Both GrCh graders agreed within 0.5 disc areas (DA) on total DME area (within the ETDRS grid) in 79 out of 95 eyes, within 1.0 DA in 89 out of 95 eyes and within 2.0 DA in 94 out of 95 eyes. The two gradings yielded an intra-class correlation of 0.80 with a mean difference between gradings of 0.13, (SD = 0.52), p=0.01. After post hoc comparison of discrepant RGB and GrCh sets, another grader judged that subtle areas of edema, which comprised the majority of eyes with DME in the sample, were better seen in GrCh than in full RGB.
Advantages of red free images over color images for assessing diabetic retinopathy (DR) severity have been reported previously.
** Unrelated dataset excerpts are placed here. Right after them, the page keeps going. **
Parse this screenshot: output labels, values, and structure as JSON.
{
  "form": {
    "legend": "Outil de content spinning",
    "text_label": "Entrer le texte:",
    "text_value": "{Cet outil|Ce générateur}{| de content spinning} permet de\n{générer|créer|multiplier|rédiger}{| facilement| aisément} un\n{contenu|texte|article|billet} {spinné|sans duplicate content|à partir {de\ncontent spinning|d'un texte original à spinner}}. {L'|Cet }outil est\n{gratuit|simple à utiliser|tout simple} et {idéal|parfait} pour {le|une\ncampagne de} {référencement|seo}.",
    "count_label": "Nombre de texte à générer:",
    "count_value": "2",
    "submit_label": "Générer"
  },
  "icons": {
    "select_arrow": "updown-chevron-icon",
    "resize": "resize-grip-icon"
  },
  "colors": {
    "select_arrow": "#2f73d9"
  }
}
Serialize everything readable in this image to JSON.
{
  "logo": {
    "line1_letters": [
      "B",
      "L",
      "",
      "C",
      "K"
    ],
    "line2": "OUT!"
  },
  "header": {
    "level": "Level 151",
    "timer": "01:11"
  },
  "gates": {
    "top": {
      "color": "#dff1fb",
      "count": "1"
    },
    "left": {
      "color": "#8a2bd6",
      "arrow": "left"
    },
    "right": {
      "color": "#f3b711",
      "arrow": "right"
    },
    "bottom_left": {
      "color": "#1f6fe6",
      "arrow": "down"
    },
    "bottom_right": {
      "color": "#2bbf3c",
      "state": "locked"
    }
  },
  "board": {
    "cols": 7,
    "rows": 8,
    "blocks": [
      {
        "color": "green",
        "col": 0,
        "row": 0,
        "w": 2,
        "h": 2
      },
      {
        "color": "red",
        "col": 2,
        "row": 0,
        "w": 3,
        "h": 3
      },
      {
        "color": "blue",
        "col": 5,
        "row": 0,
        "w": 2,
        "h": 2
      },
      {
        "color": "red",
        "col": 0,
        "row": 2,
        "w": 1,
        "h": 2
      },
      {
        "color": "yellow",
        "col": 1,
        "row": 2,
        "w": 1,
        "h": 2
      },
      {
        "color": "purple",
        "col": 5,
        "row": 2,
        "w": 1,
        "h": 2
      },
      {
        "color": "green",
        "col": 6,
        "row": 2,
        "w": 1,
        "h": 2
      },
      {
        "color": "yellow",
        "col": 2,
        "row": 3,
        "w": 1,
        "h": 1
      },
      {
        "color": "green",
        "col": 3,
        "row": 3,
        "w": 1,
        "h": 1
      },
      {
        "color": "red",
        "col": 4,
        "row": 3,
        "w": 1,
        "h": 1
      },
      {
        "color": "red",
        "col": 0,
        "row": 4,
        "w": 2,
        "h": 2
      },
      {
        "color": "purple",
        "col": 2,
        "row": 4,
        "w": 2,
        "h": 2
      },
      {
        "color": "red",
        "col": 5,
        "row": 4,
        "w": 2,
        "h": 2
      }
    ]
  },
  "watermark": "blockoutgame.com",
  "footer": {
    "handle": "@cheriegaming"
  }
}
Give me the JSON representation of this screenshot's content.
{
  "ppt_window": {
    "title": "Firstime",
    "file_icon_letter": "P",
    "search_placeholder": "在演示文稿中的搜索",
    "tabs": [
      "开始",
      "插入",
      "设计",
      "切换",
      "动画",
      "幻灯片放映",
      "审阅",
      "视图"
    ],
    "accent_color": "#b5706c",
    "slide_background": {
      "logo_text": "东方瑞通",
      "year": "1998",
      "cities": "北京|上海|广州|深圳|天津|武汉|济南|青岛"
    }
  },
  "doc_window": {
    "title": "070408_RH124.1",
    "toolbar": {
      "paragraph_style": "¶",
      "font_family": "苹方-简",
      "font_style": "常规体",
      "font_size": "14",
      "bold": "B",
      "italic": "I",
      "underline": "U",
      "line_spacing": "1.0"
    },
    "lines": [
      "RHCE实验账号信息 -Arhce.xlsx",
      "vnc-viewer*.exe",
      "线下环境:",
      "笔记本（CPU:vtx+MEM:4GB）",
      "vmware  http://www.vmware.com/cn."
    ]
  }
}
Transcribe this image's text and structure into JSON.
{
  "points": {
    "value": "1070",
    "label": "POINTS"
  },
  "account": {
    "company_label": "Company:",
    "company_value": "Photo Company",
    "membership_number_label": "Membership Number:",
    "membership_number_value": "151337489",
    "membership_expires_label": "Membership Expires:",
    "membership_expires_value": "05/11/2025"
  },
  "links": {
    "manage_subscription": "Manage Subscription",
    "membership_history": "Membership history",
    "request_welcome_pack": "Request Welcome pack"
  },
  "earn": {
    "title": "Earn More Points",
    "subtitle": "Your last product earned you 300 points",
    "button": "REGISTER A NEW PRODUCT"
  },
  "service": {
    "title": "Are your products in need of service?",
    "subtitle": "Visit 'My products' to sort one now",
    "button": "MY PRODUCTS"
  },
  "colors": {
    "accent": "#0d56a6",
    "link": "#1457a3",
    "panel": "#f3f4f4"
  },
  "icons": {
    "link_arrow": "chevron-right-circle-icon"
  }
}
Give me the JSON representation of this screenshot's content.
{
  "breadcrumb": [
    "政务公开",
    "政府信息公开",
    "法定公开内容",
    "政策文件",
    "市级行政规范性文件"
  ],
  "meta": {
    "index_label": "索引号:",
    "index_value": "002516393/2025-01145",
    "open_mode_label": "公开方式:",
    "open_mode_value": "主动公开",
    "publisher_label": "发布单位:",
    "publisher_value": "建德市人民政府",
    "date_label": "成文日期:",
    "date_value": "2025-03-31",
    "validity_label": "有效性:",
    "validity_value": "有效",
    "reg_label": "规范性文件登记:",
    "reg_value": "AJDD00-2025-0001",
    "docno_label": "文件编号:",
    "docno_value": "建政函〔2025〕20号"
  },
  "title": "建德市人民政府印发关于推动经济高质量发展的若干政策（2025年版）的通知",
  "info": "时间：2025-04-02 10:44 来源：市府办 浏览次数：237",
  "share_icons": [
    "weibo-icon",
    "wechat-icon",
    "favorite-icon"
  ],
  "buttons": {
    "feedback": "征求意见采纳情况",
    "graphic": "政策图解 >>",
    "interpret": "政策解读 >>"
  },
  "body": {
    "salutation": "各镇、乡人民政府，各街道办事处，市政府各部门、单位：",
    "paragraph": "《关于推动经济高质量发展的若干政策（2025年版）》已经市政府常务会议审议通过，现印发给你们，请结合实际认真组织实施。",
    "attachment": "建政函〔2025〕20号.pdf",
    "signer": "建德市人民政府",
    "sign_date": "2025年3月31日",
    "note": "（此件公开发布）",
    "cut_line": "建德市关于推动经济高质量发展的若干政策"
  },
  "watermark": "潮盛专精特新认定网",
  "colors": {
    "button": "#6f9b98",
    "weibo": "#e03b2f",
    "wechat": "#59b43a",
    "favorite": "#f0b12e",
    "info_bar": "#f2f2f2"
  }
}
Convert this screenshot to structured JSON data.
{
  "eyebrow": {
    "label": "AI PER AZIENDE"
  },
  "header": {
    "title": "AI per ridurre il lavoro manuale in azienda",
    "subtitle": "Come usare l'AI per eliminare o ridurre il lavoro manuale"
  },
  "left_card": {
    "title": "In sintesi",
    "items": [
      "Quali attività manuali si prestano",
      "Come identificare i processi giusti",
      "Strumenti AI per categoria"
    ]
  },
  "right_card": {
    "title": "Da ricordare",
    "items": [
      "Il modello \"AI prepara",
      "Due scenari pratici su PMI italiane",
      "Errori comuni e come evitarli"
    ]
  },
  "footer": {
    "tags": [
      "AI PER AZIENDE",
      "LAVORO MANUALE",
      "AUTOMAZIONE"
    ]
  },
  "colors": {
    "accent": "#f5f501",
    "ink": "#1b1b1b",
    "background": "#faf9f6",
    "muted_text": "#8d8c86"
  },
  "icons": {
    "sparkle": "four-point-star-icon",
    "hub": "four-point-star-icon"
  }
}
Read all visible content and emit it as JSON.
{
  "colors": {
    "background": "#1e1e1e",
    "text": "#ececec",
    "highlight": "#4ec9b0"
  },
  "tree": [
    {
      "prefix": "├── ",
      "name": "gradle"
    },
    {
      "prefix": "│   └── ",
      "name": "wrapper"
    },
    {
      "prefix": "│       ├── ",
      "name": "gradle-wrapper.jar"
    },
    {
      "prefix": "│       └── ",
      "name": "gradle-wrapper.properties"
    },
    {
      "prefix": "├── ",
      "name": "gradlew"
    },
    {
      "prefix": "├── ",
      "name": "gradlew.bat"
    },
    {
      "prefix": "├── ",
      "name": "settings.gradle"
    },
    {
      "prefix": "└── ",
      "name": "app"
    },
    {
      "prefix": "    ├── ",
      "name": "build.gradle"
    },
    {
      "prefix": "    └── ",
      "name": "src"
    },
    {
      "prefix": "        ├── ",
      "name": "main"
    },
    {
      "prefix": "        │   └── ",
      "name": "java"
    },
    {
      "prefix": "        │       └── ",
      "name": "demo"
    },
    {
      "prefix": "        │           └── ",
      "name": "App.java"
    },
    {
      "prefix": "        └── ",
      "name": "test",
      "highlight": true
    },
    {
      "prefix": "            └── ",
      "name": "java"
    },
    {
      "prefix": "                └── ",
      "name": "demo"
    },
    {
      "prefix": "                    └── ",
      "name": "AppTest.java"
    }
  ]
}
This was attributed to greater contrast of DR lesions against the retinal pigment epithelial (RPE) background in GrCh compared to RGB. The high reproducibility of grading DME from GrCh in our current study is attributed to detection of altered retinal transparency from DME and heightened perception of stereo effect due to better visibility of small intra-retinal cues in the otherwise transparent retina. Currently, most clinical trials collect color images, fluorescein angiograms and OCTs in order to evaluate various aspects of diabetic macular edema. Red free images may allow improved evaluation of DR and DME with less patient discomfort due to the lower flash and may be a practical alternative to RGB in DR clinical trials or tele-ophthalmology DR screening.